The salt barn, capable of holding around 500 tonnes of salt at Halstead, will save gritter drivers time travelling back and forward to Ardleigh, near Colchester, to fill up. As well as saving money, this means an even more reliable gritting service on routes around Halstead.
The council will also be taking a more sophisticated approach to decision making on when to grit roads, using locally-based forecasting.
Here are the top ten facts and figures about winter on Essex's roads:
- Our gritters cover 2,000 miles of key routes, including A and B roads plus at least one route serving villages or parishes with 50+ households.
- In all we have 57 gritting routes - You can see them online here.

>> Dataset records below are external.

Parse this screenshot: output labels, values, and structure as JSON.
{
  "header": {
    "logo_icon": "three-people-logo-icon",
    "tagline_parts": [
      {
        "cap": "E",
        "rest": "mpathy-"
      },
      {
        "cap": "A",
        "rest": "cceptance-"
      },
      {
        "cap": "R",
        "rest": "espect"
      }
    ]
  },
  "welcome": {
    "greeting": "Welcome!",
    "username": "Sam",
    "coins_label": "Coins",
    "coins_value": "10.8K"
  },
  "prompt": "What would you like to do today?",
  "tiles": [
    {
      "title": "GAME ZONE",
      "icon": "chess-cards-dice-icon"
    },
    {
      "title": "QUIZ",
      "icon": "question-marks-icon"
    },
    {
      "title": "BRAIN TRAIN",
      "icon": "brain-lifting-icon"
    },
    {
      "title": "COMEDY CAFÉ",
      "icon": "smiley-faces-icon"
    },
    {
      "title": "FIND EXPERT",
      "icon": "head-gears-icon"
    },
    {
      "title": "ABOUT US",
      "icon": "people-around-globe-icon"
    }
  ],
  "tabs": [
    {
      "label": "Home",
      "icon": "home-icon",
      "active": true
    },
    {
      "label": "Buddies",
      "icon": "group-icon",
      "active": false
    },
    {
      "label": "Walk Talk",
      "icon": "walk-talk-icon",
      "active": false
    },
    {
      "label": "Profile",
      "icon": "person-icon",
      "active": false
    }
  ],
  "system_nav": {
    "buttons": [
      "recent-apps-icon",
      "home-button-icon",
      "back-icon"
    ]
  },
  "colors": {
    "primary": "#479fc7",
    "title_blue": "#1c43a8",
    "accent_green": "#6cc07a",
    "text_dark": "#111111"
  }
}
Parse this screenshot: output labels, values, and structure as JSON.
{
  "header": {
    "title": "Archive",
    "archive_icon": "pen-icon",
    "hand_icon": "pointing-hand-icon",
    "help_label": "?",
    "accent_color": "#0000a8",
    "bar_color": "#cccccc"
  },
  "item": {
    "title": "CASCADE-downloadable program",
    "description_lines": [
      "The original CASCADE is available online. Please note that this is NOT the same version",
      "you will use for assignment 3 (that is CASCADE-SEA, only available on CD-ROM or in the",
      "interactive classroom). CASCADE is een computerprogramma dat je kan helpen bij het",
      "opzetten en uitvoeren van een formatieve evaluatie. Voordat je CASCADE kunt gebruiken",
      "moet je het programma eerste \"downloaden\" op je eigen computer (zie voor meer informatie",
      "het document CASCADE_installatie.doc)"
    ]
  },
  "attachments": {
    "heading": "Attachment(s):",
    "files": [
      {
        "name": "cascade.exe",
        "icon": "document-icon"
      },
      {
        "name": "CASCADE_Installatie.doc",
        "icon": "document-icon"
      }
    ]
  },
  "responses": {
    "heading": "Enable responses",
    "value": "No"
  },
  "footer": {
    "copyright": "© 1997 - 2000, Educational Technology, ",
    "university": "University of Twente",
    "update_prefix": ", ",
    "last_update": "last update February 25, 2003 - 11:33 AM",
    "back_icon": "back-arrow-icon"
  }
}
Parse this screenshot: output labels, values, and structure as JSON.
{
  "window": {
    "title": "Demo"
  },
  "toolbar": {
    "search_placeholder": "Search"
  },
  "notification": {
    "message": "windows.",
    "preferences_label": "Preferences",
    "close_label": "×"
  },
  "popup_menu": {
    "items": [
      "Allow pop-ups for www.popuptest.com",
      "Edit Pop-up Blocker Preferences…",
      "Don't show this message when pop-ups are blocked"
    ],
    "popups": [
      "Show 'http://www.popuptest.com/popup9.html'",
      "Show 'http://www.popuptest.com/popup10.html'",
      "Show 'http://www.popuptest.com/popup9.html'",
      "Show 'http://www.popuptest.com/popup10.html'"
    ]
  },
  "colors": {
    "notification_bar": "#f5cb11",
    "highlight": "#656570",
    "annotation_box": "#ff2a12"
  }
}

- We also treat access roads to ambulance, fire and police stations; bus routes with four buses or more a day running for five days of the week; and various sites of national strategic significance, such as refineries etc.
- These roads take 80% of traffic in Essex and make up 40% of the whole network.
- We can grit all our routes within three hours, using 62 gritters and 2 mini-gritters.
- We have agreements with a number of local farmers and other contractors, who can clear roads we don't cover if there is heavy snow
- Gritters went out 108 times last winter, using 27,000 tonnes of salt, compared to a recent average winter of 60 times.
- Local salt bins have been topped up for people to treat local roads and pavements themselves. We have also delivered salt to Town and Parish councils and others through our Salt Bag Partnership.
- We also work with District/City/Borough councils, who help clear busy pavements in town centres, allowing our teams to focus on their road gritting.
- You can help with the clearing too, provided you follow a few common-sense guidelines. Read more here.
Councillor Kevin Bentley, Cabinet Member for Infrastructure, said: “It is easy to decide to grit all the main roads when the temperature is very cold, but that can also lead to a waste of valuable gritting resources if we end up gritting roads when we don't actually need to in certain locations.
“It is a balance. We don't want to leave our winter road network slippery, nor do we want to waste tonnes of salt if they're not actually going to freeze.
“So, for the first time this year, we will be using what we term as 'route-based forecasting' to augment the temperature measures at our eight local weather stations.
“Climatologists have been mapping each road on our salting network, taking into account the height and gradient of a road, shade from trees or buildings, wind exposure and proximity to the sea, rivers or hills. This means that, alongside decisions taken to grit across the five general areas in Essex, we can make better informed decisions to grit or not to grit when the temperature is marginal.
“This might mean, for example, that we may just grit individual roads in an area. In the future we may even move to gritting smaller stretches along individual routes.
“This is a great example of how innovative approaches can save us money while continuing to keep the travelling public safe."